There are sterling characters among the professoriate—heroic, self-sacrificing, and wise. There are a great many more who are simply passionately dedicated to a subject, be it broad or arcane, and just want to teach and research it and otherwise be left in peace. But in addition, there are the garden-variety intriguers, backstabbers, prima donnas, and bullies. There are also quite a few adulterers, predators, egomaniacs, and borderline swindlers, and even a sociopath or two. Some professors are experienced in the ways of the world; most of them are not, having viewed it with all the blessed autonomy and freedom from the constraints of politics or war that universities appropriately provide. They have no special qualification for the role of society’s conscience.

The university’s real missions are noble: education, particularly of the young, and the pursuit of the truth. The people engaged in that mission may or may not be the finest characters in the world, or have the best moral or political judgment, but the missions are of the highest importance.

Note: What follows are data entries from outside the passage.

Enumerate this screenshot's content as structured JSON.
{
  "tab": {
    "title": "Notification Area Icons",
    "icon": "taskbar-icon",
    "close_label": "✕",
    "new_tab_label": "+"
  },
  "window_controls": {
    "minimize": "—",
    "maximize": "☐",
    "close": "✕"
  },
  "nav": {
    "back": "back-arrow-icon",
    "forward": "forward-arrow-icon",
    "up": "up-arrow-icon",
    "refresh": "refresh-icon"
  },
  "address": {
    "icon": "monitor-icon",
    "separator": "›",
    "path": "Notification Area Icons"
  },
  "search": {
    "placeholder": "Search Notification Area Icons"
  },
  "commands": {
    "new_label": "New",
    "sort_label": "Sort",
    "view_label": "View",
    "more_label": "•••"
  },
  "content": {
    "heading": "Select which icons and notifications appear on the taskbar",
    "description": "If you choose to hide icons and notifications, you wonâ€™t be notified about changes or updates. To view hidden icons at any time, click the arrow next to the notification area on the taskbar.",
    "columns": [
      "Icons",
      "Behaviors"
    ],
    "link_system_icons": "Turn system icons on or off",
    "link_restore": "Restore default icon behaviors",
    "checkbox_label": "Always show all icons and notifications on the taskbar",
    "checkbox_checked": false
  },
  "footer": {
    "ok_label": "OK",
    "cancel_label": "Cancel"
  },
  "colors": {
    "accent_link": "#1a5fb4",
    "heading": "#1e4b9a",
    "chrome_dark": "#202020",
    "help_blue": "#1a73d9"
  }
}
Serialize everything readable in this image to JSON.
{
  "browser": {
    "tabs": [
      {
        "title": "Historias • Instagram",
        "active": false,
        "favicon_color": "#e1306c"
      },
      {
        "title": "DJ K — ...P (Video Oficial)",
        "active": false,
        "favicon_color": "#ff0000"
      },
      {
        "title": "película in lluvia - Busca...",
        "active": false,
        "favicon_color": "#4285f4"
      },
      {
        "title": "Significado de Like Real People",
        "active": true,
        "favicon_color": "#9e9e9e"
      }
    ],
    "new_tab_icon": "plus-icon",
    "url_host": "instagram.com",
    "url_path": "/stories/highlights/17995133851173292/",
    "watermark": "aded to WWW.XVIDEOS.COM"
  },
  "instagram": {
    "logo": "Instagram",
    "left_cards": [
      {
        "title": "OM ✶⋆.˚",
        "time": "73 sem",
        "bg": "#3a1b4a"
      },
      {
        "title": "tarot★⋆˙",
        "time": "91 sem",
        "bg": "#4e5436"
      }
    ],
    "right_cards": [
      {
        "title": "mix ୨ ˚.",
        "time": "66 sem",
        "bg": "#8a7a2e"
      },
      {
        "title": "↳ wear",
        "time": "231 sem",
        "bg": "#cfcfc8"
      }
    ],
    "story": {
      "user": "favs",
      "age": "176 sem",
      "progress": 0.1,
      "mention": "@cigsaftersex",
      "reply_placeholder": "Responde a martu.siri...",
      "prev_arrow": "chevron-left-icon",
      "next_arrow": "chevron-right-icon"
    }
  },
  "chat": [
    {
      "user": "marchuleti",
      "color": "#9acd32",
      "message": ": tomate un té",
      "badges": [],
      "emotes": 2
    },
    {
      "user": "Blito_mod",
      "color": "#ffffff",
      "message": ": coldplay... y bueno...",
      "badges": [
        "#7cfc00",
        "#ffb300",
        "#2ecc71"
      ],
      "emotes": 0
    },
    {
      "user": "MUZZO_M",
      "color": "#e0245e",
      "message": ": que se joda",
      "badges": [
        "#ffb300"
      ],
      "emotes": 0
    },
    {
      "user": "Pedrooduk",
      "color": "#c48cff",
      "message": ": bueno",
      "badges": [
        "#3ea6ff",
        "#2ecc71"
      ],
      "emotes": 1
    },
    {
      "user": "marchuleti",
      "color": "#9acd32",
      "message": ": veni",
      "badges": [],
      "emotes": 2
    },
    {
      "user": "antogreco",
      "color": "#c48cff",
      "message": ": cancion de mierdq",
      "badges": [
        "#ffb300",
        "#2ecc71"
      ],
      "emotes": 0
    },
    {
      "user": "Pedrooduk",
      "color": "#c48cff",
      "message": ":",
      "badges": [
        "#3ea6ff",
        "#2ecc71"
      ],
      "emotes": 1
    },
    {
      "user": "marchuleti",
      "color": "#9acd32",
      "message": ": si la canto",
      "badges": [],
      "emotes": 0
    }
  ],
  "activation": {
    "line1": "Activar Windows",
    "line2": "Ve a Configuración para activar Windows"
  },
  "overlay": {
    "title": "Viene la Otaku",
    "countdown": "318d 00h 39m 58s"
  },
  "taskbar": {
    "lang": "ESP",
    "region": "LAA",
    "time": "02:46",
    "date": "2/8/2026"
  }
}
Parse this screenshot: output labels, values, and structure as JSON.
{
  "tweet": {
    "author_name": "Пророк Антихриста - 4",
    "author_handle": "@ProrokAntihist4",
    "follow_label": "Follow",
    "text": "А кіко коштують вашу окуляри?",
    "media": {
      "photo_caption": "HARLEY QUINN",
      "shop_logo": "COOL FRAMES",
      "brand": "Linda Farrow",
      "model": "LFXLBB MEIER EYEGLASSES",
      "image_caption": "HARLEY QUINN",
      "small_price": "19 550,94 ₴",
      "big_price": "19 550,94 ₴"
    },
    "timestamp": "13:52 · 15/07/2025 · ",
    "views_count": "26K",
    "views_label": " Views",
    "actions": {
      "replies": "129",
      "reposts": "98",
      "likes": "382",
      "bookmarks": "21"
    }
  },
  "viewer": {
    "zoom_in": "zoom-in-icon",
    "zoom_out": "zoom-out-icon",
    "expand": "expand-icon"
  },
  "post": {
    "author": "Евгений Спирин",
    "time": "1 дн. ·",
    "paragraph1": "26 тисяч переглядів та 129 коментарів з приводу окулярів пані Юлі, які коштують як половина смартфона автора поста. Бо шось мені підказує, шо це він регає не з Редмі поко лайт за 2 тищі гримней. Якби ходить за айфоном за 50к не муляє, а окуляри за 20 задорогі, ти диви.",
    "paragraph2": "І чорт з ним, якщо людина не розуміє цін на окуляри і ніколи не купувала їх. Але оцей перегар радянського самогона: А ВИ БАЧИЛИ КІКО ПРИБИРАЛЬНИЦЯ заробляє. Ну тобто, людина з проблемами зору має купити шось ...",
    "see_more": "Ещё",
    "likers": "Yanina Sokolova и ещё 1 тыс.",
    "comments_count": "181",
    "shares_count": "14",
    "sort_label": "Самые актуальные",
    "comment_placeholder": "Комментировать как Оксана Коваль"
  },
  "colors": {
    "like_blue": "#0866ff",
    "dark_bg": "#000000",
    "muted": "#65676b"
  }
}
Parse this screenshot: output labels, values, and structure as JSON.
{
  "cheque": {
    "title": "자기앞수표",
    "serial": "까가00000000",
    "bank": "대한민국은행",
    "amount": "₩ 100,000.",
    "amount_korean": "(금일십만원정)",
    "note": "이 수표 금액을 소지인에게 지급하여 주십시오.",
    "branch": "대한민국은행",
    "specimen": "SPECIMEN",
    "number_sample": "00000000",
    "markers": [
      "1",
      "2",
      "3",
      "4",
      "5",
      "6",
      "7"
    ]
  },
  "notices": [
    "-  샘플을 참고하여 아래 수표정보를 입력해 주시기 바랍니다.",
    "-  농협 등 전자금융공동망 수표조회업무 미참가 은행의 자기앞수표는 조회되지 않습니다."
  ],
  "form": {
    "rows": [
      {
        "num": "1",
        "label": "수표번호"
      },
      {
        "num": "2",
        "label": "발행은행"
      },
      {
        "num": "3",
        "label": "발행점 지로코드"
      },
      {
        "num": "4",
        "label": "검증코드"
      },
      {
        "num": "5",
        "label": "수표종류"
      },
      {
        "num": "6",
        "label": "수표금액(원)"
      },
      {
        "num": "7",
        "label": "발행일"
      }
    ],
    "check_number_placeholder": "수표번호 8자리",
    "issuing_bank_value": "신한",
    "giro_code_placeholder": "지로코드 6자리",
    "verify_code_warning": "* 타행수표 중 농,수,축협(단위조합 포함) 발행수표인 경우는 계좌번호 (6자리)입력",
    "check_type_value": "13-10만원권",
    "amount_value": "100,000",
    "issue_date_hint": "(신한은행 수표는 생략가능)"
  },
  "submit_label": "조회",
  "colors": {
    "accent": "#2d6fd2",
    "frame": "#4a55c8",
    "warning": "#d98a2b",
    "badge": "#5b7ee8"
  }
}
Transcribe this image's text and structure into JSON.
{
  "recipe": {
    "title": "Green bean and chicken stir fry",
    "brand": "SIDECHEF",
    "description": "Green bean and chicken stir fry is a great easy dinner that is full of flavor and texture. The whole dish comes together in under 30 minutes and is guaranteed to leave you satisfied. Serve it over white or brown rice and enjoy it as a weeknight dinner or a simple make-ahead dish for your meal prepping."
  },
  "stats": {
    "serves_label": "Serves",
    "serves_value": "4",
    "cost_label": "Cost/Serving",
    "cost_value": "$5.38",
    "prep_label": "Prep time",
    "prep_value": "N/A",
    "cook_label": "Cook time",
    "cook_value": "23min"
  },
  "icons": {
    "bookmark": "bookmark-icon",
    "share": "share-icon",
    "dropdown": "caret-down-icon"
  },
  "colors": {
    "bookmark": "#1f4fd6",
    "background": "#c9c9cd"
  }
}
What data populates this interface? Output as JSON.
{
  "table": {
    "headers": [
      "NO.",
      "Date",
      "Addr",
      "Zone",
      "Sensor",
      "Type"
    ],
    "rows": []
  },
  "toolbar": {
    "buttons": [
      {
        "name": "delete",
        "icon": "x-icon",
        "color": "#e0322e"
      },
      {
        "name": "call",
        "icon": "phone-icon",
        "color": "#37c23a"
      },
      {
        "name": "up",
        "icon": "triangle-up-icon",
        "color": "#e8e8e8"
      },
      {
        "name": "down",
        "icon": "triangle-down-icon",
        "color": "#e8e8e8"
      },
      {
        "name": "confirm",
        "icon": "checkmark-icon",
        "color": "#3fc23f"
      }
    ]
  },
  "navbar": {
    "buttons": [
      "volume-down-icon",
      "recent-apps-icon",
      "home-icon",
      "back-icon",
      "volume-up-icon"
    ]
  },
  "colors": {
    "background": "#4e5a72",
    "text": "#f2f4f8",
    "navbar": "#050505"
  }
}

It is the business of academic leaders to sustain their institution’s commitment to those missions, and nothing more. They have neither the moral standing nor the credibility in wider society for exceeding that mandate, or doing anything other than creating an optimal environment for learning and research, upholding the rules, and stewarding the institution’s finances.

The leaders of universities do not exist to pass judgment on politics, or twist their endowments into moralistic knots, or attempt to shape the course of American foreign policy. As individuals, they (and students, faculty, and administrators) may have something useful to say about politics and every right to do so. In their official roles, they should have none.

When educational leaders exceed their mission or, conversely, lack the courage to defend it resolutely, they will bring more discredit, more unwelcome political attention, and more turmoil upon themselves and their institutions than they already have. And however much they squirm today, the protesters will come back to make them squirm more tomorrow.